Os avanços que alguns municípios estão produzindo são fundamentais para exemplificar que a implementação da Lei Geral Municipal tem sido muito positiva para as Cidades, por gerar cidadania, empregos, arrecadação e dinamizar a economia local. Além do mais, desmistificam o temor equivocado que há muito se ouve, de que o estímulo às MPEs reduz a arrecadação de tributos. Pois, as iniciativas de estímulo e desenvolvimento destas empresas apresentam informações exatamente ao contrário.
As cidades que avançam na implementação da Lei Geral Municipal, como Cariacica (ES) têm colhido resultados impressionantes na geração de empregos,tributos, desenvolvimento local e melhor distribuição da renda, como é o caso também de Maringá (PR), São Caetano do Sul (SP), Betim (MG) Jaraguá do Sul (SC), Fortaleza (CE), entre outras que já procuram executar políticas de estímulo às micro e pequenas empresas.
Constatamos a partir de dados apresentados nesta VI Convenção que a grande maioria de municípios brasileiros ainda não despertou para o cumprimento do dispositivo legal, que determina o prazo de regulamentação da Lei Geral nestas esferas da administração. Há ainda preocupação de que alguns municípios produzam uma lei inócua, apenas para cumprir com a obrigação de ter uma lei neste sentido.
Contudo, surge de forma extremamente positiva uma ação da Frente Nacional dos Prefeitos em parceria com o SEBRAE, com o objetivo de avançar na implementação da Lei Geral nos Municípios das Regiões Metropolitanas, como piloto para o restante dos Municípios brasileiros.
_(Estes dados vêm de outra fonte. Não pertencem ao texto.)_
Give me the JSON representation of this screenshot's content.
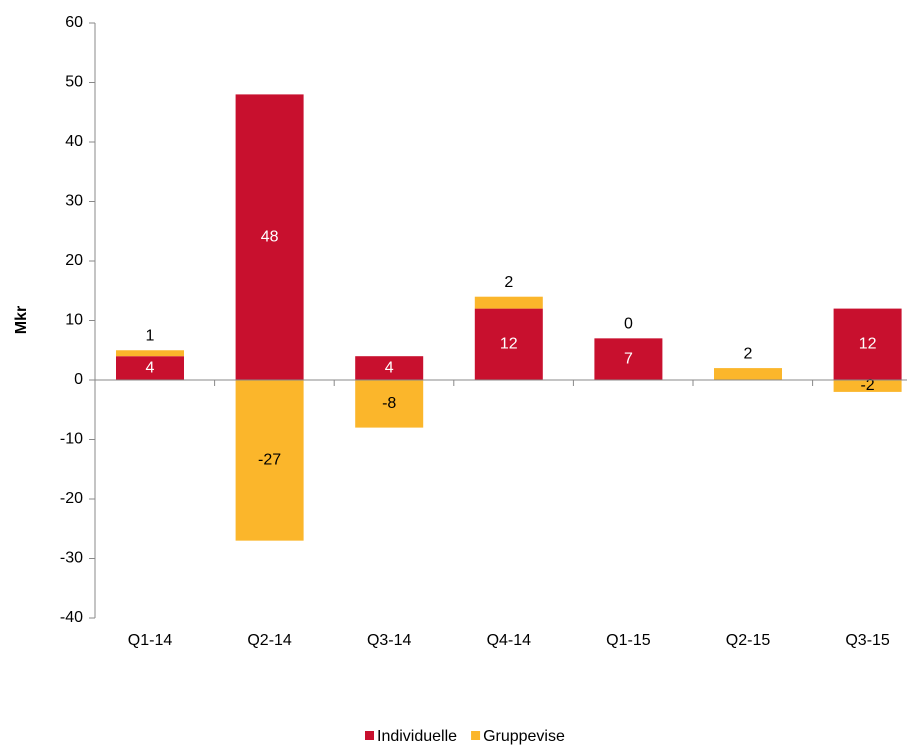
{
  "chart_data": {
    "type": "stacked_bar",
    "y_label": "Mkr",
    "categories": [
      "Q1-14",
      "Q2-14",
      "Q3-14",
      "Q4-14",
      "Q1-15",
      "Q2-15",
      "Q3-15"
    ],
    "series": [
      {
        "name": "Individuelle",
        "color": "#c8102e",
        "values": [
          4,
          48,
          4,
          12,
          7,
          null,
          12
        ]
      },
      {
        "name": "Gruppevise",
        "color": "#fbb62b",
        "values": [
          1,
          -27,
          -8,
          2,
          0,
          2,
          -2
        ]
      }
    ],
    "ylim": [
      -40,
      60
    ],
    "yticks": [
      -40,
      -30,
      -20,
      -10,
      0,
      10,
      20,
      30,
      40,
      50,
      60
    ],
    "legend": "bottom"
  }
}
Esta ação consistirá em motivar e capacitar servidores públicos, nivelar informações sobre todos os aspectos da Lei Geral e da regulamentação desta nos municípios, além de criar a figura do Agente de Desenvolvimento, que também será capacitado para ajudar a difundir a cultura empreendedora nas Prefeituras.
Não bastasse, todos os participantes desta VI Convenção demonstraram total repúdio com relação a insensibilidade dos Governos Estaduais que ao contrário de darem tratamento diferenciado às MPEs, conforme também determina a Lei Geral, estão buscando todos instrumentos possíveis para retaliar o tratamento tributário diferenciado e favorecido às Micro e Pequenas Empresas, usando como principal instrumento a substituição tributária, sem de fato compreender o papel das MPEs no contexto social deste País, retirando os benefícios fiscais de redução tributária do Simples Nacional.
Este documento quer registrar a ação empreendedora do Governo do Estado do Paraná, que mesmo antes da vigência da Lei Geral, estabeleceu tratamento diferenciado às MPEs que faturam até 360 mil reais anuais, não pagarem ICMS. O que ficou mantido mesmo após a sanção da Lei Geral, diferentemente do que aconteceu nos demais estados da Federação.
Ainda mais, com a Lei 128\2008, que criou a figura do Empreendedor Individual, o Paraná adotou a iniciativa de não cobrar a parcela de R$1,00, relativa à parte do Estado cobrado desta categoria.
Por fim, aplaudimos os governos municipais que estão entendendo a importância do segmento e aplicando a Lei Geral Municipal, desejando que continuem imbuídos de privilegiar o espírito empreendedor do brasileiro.
E à Frente Nacional dos Prefeitos, congratulamos pela atitude inovadora; e ao Governo do Estado do Paraná pela sua determinante postura de dar um tratamento especial as MPEs de seu Estado.